News + Font Resize -

Roche gets US FDA nod for new use of Avastin plus chemotherapy for people with mCRC
Basel | Friday, January 25, 2013, 14:00 Hrs  [IST]

The US Food and Drug Administration (FDA) has approved a new use of Roche's Avastin (bevacizumab) in combination with fluoropyrimidine-based irinotecan or oxaliplatin chemotherapy for people with metastatic colorectal cancer (mCRC).

The new indication will allow people who received Avastin plus an irinotecan or oxaliplatin containing chemotherapy as an initial treatment (first-line) for mCRC to continue to receive Avastin plus a different irinotecan or oxaliplatin containing chemotherapy after their cancer worsens (second-line treatment).

“The majority of people diagnosed with metastatic colorectal cancer receive Avastin plus chemotherapy as their initial treatment,” said Hal Barron, MD, Roche’s chief medical officer and head of global product development. “These people now have the option to continue with Avastin plus a new chemotherapy after their cancer worsens, which may help them live longer than changing to the new chemotherapy alone.”

Avastin in combination with fluoropyrimidine-irinotecan or fluoropyrimidine-oxaliplatin based chemotherapy is now indicated for the second-line treatment of patients with metastatic colorectal cancer who have progressed on a first-line Avastin-containing regimen. The approval is based on positive results from the phase III ML18147 study, which were presented at the 2012 American Society of Clinical Oncology annual meeting and showed that people who continued to receive an Avastin-based regimen after their cancer worsened lived longer than people who switched to chemotherapy alone.

Avastin is the only biologic medicine approved by the FDA to treat people with mCRC in combination with intravenous 5FU-based chemotherapy as an initial treatment, as treatment for people whose cancer has worsened after chemotherapy alone, and now as a treatment for people whose cancer has worsened after initial treatment with an Avastin-based regimen. This is the third approval for Avastin in mCRC based on improved overall survival. Avastin is not indicated for adjuvant treatment of colon cancer.

Avastin is approved in Europe in combination with fluoropyrimidine-based chemotherapy for the treatment of adult patients with metastatic carcinoma of the colon or rectum. The European product information has been updated based on the positive results of the Phase III ML18147 study with an implementation date of December 12, 2012 allowing people with mCRC who received Avastin plus chemotherapy as a first-line treatment to continue to receive Avastin plus chemotherapy after their cancer worsens as part of their second-line treatment.
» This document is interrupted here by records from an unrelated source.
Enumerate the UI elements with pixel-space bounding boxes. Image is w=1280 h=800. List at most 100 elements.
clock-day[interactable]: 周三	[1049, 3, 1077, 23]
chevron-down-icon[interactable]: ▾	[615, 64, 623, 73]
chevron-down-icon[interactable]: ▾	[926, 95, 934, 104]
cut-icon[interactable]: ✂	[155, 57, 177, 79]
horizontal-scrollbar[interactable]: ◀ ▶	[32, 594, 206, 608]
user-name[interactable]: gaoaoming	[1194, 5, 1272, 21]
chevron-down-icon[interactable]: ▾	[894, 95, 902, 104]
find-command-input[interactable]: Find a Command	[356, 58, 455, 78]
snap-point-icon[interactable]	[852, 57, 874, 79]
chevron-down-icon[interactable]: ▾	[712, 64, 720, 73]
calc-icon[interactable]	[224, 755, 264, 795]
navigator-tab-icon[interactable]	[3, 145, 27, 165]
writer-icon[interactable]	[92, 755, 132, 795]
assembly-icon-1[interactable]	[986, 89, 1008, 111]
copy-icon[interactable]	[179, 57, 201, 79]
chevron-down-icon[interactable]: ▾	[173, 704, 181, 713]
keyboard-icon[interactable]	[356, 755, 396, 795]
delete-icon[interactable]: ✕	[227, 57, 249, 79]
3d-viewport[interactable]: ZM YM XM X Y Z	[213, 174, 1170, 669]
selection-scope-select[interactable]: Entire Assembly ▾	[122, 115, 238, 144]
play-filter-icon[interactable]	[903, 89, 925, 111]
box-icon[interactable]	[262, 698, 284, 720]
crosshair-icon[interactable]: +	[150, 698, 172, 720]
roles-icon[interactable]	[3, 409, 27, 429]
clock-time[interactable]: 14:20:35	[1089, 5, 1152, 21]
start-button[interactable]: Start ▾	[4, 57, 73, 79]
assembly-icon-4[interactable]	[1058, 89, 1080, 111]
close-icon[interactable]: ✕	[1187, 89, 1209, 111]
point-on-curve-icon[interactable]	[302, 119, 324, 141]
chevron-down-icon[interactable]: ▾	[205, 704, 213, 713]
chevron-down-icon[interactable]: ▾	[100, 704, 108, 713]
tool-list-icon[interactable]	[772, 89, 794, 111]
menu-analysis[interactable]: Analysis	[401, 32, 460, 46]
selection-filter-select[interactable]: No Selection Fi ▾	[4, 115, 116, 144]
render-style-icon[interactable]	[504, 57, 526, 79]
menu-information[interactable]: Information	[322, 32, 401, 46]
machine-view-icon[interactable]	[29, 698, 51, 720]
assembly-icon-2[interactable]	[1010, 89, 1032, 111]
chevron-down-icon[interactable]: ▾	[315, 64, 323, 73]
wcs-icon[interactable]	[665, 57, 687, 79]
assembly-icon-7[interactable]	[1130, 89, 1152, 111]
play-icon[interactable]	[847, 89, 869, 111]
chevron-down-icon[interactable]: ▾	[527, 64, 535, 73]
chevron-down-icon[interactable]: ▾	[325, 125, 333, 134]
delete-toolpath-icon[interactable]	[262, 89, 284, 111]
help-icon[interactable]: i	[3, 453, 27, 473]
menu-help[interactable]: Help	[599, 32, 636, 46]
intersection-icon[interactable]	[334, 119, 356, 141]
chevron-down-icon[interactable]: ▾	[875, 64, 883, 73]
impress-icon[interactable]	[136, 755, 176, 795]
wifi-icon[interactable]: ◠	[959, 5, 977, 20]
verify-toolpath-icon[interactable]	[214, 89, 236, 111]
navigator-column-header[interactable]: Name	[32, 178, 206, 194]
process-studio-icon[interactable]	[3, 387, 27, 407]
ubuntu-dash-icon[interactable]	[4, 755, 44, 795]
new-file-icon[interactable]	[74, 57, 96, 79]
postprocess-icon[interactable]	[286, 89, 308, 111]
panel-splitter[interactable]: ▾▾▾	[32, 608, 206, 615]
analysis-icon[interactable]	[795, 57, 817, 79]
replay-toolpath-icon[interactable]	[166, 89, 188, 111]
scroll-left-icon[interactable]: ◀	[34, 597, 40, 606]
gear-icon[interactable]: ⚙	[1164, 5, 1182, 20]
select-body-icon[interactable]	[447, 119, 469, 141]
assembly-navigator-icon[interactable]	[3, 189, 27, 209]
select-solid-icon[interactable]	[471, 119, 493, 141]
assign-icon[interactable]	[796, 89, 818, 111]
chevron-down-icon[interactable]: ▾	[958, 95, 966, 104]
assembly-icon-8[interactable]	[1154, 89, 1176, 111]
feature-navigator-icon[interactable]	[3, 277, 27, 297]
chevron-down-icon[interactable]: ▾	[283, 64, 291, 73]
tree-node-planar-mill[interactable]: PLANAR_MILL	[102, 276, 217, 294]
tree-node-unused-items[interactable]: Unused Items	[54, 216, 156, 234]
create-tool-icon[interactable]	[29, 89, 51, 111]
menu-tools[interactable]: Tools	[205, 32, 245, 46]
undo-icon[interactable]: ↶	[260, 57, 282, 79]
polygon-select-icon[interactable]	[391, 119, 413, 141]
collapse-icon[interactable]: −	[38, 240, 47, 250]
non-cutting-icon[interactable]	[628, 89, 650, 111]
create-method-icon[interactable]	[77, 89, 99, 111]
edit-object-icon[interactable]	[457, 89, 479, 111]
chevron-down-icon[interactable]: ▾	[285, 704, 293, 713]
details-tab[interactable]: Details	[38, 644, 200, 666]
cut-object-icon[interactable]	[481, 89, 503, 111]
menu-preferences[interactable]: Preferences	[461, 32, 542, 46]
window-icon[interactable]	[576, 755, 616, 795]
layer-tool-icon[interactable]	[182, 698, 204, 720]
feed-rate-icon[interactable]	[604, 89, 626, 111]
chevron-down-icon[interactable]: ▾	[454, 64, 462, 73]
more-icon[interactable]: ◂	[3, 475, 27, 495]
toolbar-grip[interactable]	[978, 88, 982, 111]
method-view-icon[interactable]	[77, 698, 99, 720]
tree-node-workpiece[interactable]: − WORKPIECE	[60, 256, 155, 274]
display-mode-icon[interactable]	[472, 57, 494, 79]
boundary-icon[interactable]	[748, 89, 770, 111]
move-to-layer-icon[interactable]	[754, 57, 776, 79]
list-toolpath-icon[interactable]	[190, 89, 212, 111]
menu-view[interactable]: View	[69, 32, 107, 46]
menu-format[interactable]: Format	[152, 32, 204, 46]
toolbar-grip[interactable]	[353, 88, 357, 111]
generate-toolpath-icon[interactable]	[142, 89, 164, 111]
ML18147 was a randomised, open-label, phase III, multicentre, multinational trial evaluating the efficacy and safety profile of Avastin plus standard second-line chemotherapy in 820 patients with mCRC whose disease had progressed following Avastin plus standard first-line chemotherapy (irinotecan or oxaliplatin-based).


With the initial approval in the USA for advanced colorectal cancer in 2004, Avastin became the first anti-angiogenic therapy made widely available for the treatment of patients with an advanced cancer.

Today, Avastin is continuing to transform cancer care through its proven survival benefit (overall survival and/or progression free survival) across several types of cancer. Avastin is approved in Europe for the treatment of advanced stages of breast cancer, colorectal cancer, non-small cell lung cancer, kidney cancer and ovarian cancer, and is available in the US for the treatment of colorectal cancer, non-small cell lung cancer and kidney cancer.

In addition, Avastin is approved in the US and almost 40 other countries worldwide for the treatment of patients with progressive glioblastoma following prior therapy. Avastin is approved in Japan for the treatment of the advanced stages of colorectal, non-small cell lung cancer and breast cancer. Avastin is the only anti-angiogenic therapy available for the treatment of these numerous advanced cancer types, which collectively cause over 2.5 million deaths each year.

Avastin has made anti-angiogenic therapy a fundamental pillar of cancer treatment today. Over one million patients have been treated with Avastin so far. A comprehensive clinical programme with more than 500 ongoing clinical trials is investigating the use of Avastin in over 50 tumour types.